さらに747年から奈良の東大寺に五丈三尺五寸(16b余)の途方もない大きさの大仏を造り始めた。

 757(天平宝字元)年、橘奈良麻呂をはじめ大伴・佐伯など有力な貴族を集めた大規模な反乱計画が発覚した。

 橘奈良麻呂は、時の権力者・藤原仲麻呂を殺して淳仁天皇を取り換えようとしたのであるが、「東大寺をつくったため人民が辛苦しているので、救おうとしたのだ」と言った。

 この事件で443人が罰せられた。政府はかつてない異例の措置として、畿内の郡司・里長を集めて陰謀の説明をした。

 また年60日の雑徭を半分に減らし、その年の庸・調を免除し、民情を調べさせた。

 こうした情勢の中で国の財政状況は苦しくなっていたと考えられる。
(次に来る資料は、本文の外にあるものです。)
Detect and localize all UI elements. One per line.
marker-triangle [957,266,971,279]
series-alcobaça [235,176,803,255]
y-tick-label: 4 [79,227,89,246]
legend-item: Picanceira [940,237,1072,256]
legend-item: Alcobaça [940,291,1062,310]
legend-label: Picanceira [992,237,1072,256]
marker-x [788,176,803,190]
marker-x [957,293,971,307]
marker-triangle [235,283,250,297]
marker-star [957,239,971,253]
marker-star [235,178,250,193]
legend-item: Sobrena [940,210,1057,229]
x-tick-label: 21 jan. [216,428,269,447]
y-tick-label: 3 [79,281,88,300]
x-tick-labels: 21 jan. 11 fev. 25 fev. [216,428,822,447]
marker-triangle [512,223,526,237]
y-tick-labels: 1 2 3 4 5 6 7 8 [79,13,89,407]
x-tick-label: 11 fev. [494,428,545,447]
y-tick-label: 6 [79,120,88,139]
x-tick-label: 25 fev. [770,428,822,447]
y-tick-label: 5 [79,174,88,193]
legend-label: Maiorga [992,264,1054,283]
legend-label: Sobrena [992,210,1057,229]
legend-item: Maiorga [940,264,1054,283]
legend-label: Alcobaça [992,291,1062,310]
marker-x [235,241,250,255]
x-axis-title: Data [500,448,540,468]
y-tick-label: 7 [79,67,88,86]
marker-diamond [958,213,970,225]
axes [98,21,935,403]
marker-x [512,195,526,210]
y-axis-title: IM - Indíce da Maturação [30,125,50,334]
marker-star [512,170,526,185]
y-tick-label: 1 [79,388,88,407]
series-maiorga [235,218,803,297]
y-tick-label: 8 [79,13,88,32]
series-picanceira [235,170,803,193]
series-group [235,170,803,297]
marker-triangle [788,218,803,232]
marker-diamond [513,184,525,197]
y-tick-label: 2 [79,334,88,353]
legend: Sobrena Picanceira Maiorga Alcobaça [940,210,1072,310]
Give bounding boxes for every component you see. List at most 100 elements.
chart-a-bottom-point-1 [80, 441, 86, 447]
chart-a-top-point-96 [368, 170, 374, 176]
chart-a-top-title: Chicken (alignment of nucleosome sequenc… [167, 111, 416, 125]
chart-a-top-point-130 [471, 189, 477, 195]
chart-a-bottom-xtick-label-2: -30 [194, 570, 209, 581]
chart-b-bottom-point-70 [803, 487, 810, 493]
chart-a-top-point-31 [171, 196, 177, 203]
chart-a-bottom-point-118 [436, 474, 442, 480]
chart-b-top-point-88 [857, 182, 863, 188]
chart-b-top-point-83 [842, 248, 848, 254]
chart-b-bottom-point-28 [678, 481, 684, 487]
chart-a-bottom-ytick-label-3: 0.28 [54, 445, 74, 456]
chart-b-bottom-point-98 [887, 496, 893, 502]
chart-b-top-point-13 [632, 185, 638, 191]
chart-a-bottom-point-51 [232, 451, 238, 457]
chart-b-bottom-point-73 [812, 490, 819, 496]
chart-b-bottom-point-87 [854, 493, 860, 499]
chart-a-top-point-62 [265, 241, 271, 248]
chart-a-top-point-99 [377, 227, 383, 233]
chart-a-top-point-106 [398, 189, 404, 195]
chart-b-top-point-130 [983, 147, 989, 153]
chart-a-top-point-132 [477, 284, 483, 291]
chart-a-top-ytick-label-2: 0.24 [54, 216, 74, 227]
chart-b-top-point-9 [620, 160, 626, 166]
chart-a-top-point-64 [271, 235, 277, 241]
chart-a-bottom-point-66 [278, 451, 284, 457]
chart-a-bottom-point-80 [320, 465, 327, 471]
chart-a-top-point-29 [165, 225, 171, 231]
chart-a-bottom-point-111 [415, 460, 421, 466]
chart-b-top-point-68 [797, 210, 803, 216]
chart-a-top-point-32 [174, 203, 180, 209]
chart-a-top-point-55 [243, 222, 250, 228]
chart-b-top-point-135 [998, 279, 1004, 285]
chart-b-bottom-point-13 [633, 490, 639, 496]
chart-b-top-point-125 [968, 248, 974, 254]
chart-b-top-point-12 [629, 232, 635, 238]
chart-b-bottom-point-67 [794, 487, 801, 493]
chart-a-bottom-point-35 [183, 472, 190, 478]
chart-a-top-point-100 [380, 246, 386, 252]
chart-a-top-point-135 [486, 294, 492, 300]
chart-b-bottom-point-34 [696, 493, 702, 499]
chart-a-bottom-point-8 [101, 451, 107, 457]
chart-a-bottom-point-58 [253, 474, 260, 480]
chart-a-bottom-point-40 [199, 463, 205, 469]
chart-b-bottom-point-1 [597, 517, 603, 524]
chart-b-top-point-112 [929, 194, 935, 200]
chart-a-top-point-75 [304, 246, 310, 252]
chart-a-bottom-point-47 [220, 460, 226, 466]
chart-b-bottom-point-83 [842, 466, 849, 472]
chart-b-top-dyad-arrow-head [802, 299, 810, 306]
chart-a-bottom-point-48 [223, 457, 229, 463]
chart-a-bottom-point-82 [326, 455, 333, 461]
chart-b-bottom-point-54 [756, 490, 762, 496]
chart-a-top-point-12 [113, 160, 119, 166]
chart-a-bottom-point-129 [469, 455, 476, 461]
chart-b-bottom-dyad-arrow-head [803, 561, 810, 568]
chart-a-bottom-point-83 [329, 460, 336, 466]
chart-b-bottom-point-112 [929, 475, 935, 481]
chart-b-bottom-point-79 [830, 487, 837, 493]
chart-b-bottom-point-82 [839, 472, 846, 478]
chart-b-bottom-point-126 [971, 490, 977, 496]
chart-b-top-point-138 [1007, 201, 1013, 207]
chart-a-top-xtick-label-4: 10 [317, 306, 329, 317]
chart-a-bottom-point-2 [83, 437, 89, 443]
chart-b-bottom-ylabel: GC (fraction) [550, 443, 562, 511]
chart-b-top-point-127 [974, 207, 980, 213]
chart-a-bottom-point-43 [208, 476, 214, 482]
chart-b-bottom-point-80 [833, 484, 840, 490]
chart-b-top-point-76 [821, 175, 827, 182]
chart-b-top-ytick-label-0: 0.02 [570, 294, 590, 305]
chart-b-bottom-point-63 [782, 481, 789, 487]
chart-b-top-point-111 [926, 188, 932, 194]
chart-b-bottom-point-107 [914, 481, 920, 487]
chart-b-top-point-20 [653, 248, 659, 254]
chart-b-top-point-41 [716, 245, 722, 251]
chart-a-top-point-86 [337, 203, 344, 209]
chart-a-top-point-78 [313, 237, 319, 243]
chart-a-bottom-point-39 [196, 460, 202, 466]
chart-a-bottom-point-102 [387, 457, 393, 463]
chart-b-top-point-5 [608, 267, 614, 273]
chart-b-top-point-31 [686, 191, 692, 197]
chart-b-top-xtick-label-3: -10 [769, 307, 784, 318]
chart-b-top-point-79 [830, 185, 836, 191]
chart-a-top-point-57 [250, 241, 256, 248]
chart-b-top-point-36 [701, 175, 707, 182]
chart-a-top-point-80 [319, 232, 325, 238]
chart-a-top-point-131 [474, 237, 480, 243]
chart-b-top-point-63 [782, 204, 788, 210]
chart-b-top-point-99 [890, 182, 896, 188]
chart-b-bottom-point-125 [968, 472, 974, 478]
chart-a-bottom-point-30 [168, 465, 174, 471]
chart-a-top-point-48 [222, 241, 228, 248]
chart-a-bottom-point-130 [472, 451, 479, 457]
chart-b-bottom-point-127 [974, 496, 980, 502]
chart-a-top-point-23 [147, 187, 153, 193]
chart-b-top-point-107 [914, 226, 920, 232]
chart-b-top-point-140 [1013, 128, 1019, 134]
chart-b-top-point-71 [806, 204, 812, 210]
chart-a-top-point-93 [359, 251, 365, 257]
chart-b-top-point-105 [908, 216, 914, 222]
藤原仲麻呂は、淳仁天皇の下で政敵を一掃し、恵美押勝の名を賜り太政大臣に昇りつめた。

 位人臣を極めた藤原仲麻呂(恵美押勝)は、和同開珎発行以来52年ぶりに開基勝宝(金銭)、大宝元宝(銀銭)、万年通宝(銅銭)の新貨幣3種類を発行したのである。


4神功開宝発行前後の情勢

 太政大臣・藤原仲麻呂(恵美押勝)の専制政治に対し、批判的だったのが孝謙太上天皇と側近の道鏡であった。

 仲麻呂は、淳仁天皇を通じ孝謙の道鏡への寵愛と信任を諌めさせたところ、これが孝謙を激怒させたのである。

 762年6月、孝謙は出家して尼になるとともに「天皇は恒例の祭祀などの小事を行え、国家の大事と賞罰は自分が行う」と宣言した。

 孝謙の道鏡に対する信任は深まり、逆に淳仁と仲麻呂を抑圧するようになった。焦燥を深めた仲麻呂は764年9月、軍事力で孝謙と道鏡から政権を奪取しようとしたが、密告され、戦に敗れて死亡した。

 淳仁天皇は廃位の上、淡路国へ流罪となり、仲麻呂の勢力は政界から一掃された。代わって孝謙が重祚し称徳天皇となり、以後、称徳と道鏡を中心とした独裁政権が形成された。


 その翌年、新貨幣・神功開宝が発行されたが、前記のとおり貨幣流通は混乱を極め、772年和同開珎を使用停止し、

万年通宝と神功開宝を同じ価値にしたが、結局、779年和同開珎を含めた3種類すべてを同じ価値にしたのである。